Lifestyle & Travel
Jun 1, 2015
Delightful San Marino
Of the world's 193 independent countries, San Marino is the fifth smallest and – arguably – the most curious. How it exists at all is something of an enigma. A sole survivor of Italy's once powerful city-state network, this landlocked micronation clung on long after the more powerful kingdoms of Genoa and Venice folded. And still it clings, secure in its status as the world's oldest surviving sovereign state and its oldest republic (since AD 301). San Marino also enjoys the lowest unemployment rate in Europe and one of the planet's highest GDPs.
Measuring 61 sq km, the country is larger than many outsiders imagine, being made up of nine municipalities each hosting its own settlement. The largest 'town' is Dogana (on the bus route from Italy), a place 99.9% of the two million annual visitors skip on their way through to the Città di San Marino, the medieval settlement on the slopes of 750m-high Monte Titano that was added to the Unesco World Heritage list in 2008.
Though San Marino is old and commands some astounding views, it retains a curious lack of intimacy and (for want of a better word) soul.
Although the steep slopes, cliffs and castles of San Marino are impressive enough in themselves, what really takes your breath away is the view from the town. On a clear day you can see the Adriatic a few miles to the east, and in other directions the hilly land rises into central Italy. It's possible to make out small hill-top villages and other, less lofty, castles and fortresses, commanding their own small green patches of territory.
The most obvious attractions of San Marino are its defensive towers. Two of these (the Rocca and the Torre Cesta) can be visited with a combined ticket and offer good chances to climb towers and explore ramparts. Uncontrolled school-parties can present problems in the confined spaces, but since there is not a great deal to see - views, defenses, a few weapons - you can tour the buildings quite briskly. San Marino's fortifications were restored in the 1940s courtesy of Twentieth Century Fox, who used the republic as a film set for Prince of Foxes, starring Tyrone Power. (Apparently the film company rented the entire republic including its population at a daily rate of $40).
Although San Marino is described as a place for mass-tourism, it is possible to escape most of the tour-parties and shoppers by heading out along footpaths towards the hill's remoter crags. There are various woodland routes marked out by signs, and if you have time it is worth wandering through the pretty woods, where the natural greenery is such a contrast to the busy streets nearby. For a good short stroll, just head along the main path which follows the clifftop. This leads to the third of San Marino's fortresses, a solitary tower called the Torre del Montale. The building isn't open to the public, but it is another great viewpoint and considerably less crowded. Along the way are various picnic spots and stone benches for a spot of peaceful contemplation.

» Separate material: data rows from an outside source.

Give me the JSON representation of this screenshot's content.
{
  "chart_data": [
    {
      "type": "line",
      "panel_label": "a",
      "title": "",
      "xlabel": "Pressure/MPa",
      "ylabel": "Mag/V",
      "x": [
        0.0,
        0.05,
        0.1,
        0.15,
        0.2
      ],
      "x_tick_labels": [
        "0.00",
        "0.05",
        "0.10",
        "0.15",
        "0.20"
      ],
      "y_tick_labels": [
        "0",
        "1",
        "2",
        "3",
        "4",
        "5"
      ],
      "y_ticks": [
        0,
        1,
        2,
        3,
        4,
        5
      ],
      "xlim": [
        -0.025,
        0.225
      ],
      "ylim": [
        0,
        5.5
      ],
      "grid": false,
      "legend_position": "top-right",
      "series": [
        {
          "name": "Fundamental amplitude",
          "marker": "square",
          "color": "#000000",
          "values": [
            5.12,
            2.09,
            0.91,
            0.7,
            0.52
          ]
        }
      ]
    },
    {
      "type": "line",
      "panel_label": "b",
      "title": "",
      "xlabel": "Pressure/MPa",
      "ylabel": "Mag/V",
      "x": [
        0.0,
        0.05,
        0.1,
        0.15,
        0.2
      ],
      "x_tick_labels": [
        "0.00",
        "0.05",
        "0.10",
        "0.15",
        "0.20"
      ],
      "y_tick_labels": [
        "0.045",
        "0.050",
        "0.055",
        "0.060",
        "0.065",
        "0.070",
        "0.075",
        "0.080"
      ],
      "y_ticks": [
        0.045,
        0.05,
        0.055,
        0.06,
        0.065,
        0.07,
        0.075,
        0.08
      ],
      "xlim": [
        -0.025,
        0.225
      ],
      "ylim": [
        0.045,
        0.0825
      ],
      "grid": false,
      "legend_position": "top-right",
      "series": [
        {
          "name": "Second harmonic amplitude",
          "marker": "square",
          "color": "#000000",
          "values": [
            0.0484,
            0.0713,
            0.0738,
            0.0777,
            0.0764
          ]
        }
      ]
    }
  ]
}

More colorful tourist appeal is to be had from the changing of the guard ceremony (at half-past every hour in the summer months) in Piazza della Libertà. The republic's militia are proud of their fancy uniforms. As an independent state, San Marino also has its own stamps and postal system. To send a postcard from San Marino, you just need to buy a stamp in one of the town's shops and make sure you post your cards in one of the state's white postboxes before you leave.
San Marino's principal museum is the State Museum (Museo di Stato), which contains historical exhibits and artwork. There are also quite a few minor attractions in San Marino, but most are in the take-it-or-leave-it category: museums of torture, waxworks, weaponry. Car-lovers will want to make a detour to the Ferrari museum at the foot of Monte Titano: the Maranello Rosso Collection.
Of the various churches in San Marino, the most interesting are probably the Basilica of San Marino, which preserves the saint's bones in an urn, and the fourteenth-century Chiesa di San Francesco.
San Marino accommodation
San Marino is small, and most visitors won't feel the need to spend more than a day in the country. If you do wish to stay the night, however, you will find a few good but rather expensive hotels in historic San Marino town and in the nearby villages.